2) dans le Talmud de Babylone (TB) Kidushin 72b

היום יושב בחיקו של אברהם היום נולד רב יהודה בבבל
Aujourd'hui, il est assis dans le sein d'Abraham, aujourd'hui est né R. Yehouda à Babylone.

Malheureusement, dans aucun de ces deux passage l'expression n'a le sens de "séjour des morts" ou de "limbe de Pères" comme il semble l'acquérir par la suite dans la tradition chrétienne, en référence à l'évangile du "riche et du pauvre Lazare" (Lc 16,19 et suivants). Dans le passage du TB, cette expression désigne les genoux du "parrain" qui tient l'enfant lors de la circoncision, en référence à Abraham qui fut le premier circoncis. C'est en tous l'explication que fournit Rashi. Dans le passage de Eikha Rabba, il s'agit simplement du giron d'Abraham dans lequel Isaac marche lorsqu'ils partent ensemble, père et fils, vers le lieu du sacrifice désigné par Dieu. C'est peut-être la raison pour laquelle, la Bible des Peuples, adopte dans sa traduction de Luc 16 la tournure "dans le manteau d'Abraham" au lieu du "dans le sein d'Abraham".

Ces deux textes sont plutôt tardifs. Eikha rabba contiendrait du matériau d'origine judéenne, comme son grand frère Bereshit rabba, tandis que le TB est comme son nom l'indique d'origine babylonienne. Ces différences d'origines expliquerait les sens différents d'une même expression. Quoiqu'il en soit, il est hasardeux d'affirmer que l'expression apparaissant dans Luc, qui désigne à l'évidence le séjour des morts, ait pu avoir une quelconque preexistence dans la tradition juive. Les occurences dans la tradition rabbinique de corroborent pas le sens de l'expression évangélique et ne s'accordent même pas entre elles. Tout au plus peut-on tenter de trouver dans l'ancien testament ou les écrits intertestamentaires du matériau théologique ayant pu servir à l'élaboration de l'expression "sein d'Abraham" comme désignant le séjour des morts.

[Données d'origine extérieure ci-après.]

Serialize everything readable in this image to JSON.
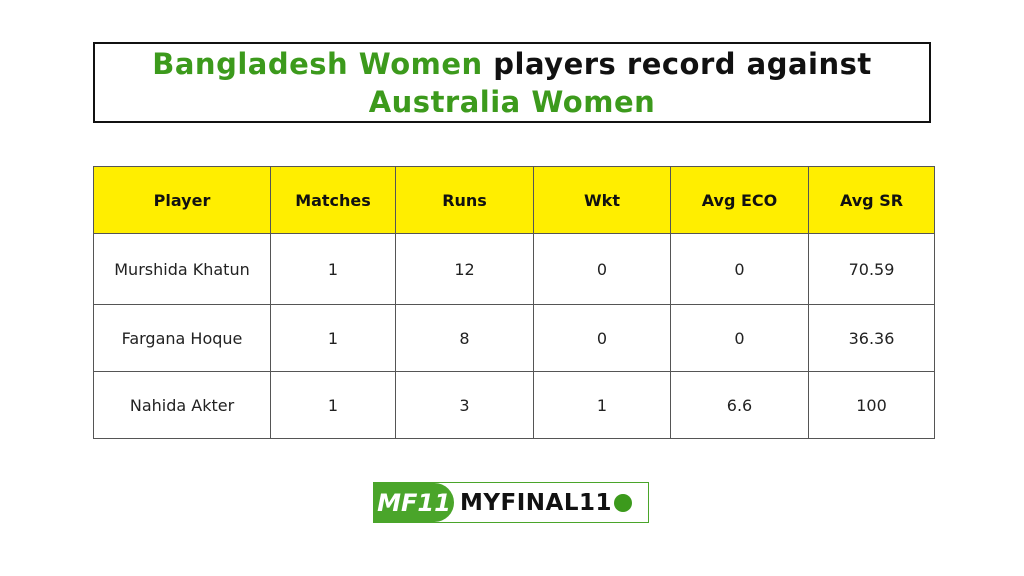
{
  "title": {
    "highlight1": "Bangladesh Women",
    "middle": " players record against",
    "highlight2": "Australia Women"
  },
  "colors": {
    "accent": "#3c9a1c",
    "header_bg": "#ffee00"
  },
  "table": {
    "headers": [
      "Player",
      "Matches",
      "Runs",
      "Wkt",
      "Avg ECO",
      "Avg SR"
    ],
    "rows": [
      [
        "Murshida Khatun",
        "1",
        "12",
        "0",
        "0",
        "70.59"
      ],
      [
        "Fargana Hoque",
        "1",
        "8",
        "0",
        "0",
        "36.36"
      ],
      [
        "Nahida Akter",
        "1",
        "3",
        "1",
        "6.6",
        "100"
      ]
    ]
  },
  "logo": {
    "mark": "MF11",
    "text": "MYFINAL11",
    "icon": "cricket-ball-icon"
  }
}
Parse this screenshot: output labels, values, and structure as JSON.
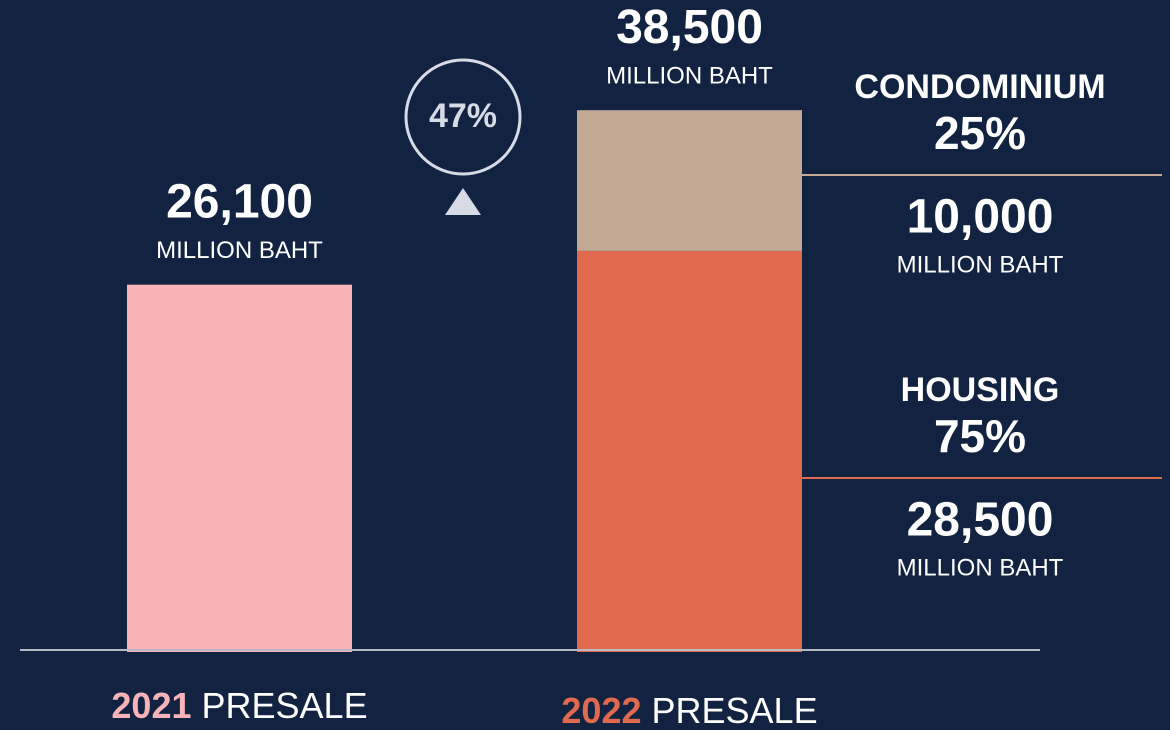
{
  "chart_data": {
    "type": "bar",
    "categories": [
      "2021",
      "2022"
    ],
    "category_suffix": "PRESALE",
    "category_colors": [
      "#f7b3b8",
      "#e0694e"
    ],
    "unit": "MILLION BAHT",
    "change_label": "47%",
    "totals": {
      "values": [
        26100,
        38500
      ],
      "value_labels": [
        "26,100",
        "38,500"
      ],
      "color": "#f7b3b8"
    },
    "series": [
      {
        "name": "HOUSING",
        "color": "#e0694e",
        "values": [
          null,
          28500
        ],
        "value_labels": [
          null,
          "28,500"
        ],
        "share_label": "75%"
      },
      {
        "name": "CONDOMINIUM",
        "color": "#c1a994",
        "values": [
          null,
          10000
        ],
        "value_labels": [
          null,
          "10,000"
        ],
        "share_label": "25%"
      }
    ],
    "ylim": [
      0,
      41000
    ]
  }
}
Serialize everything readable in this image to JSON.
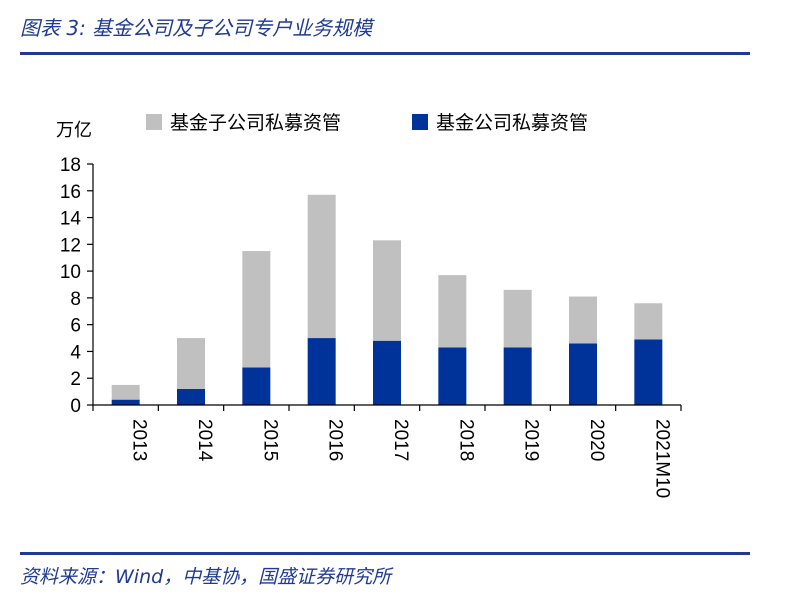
{
  "figure": {
    "title": "图表 3:  基金公司及子公司专户业务规模",
    "source": "资料来源：Wind，中基协，国盛证券研究所"
  },
  "chart_data": {
    "type": "bar",
    "stacked": true,
    "unit": "万亿",
    "categories": [
      "2013",
      "2014",
      "2015",
      "2016",
      "2017",
      "2018",
      "2019",
      "2020",
      "2021M10"
    ],
    "series": [
      {
        "name": "基金公司私募资管",
        "color": "#003399",
        "values": [
          0.4,
          1.2,
          2.8,
          5.0,
          4.8,
          4.3,
          4.3,
          4.6,
          4.9
        ]
      },
      {
        "name": "基金子公司私募资管",
        "color": "#c0c0c0",
        "values": [
          1.1,
          3.8,
          8.7,
          10.7,
          7.5,
          5.4,
          4.3,
          3.5,
          2.7
        ]
      }
    ],
    "legend_order": [
      "基金子公司私募资管",
      "基金公司私募资管"
    ],
    "yticks": [
      "0",
      "2",
      "4",
      "6",
      "8",
      "10",
      "12",
      "14",
      "16",
      "18"
    ],
    "ylim": [
      0,
      18
    ],
    "legend_position": "top",
    "grid": false
  }
}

Il resterait à sonder le targum et d'autres traditions (Qumran ?) pour tenter de trouver quelque appui du côté du judaïsme du Second Temple, mais il est probable aussi que cette expression émane d'une théologie purement chrétienne visant notamment à expliquer dans quel "endroit" de l'au-delà se trouvaient les justes morts avant la résurrection du Christ. Abraham, le premier juste par la foi selon la théologie paulinienne (Romains, Galates) représenterait l'archétype du saint pré-chrétien et de ce fait, accueillerait dans son sein tous les justes en attente de la résurrection finale inaugurée par le Christ.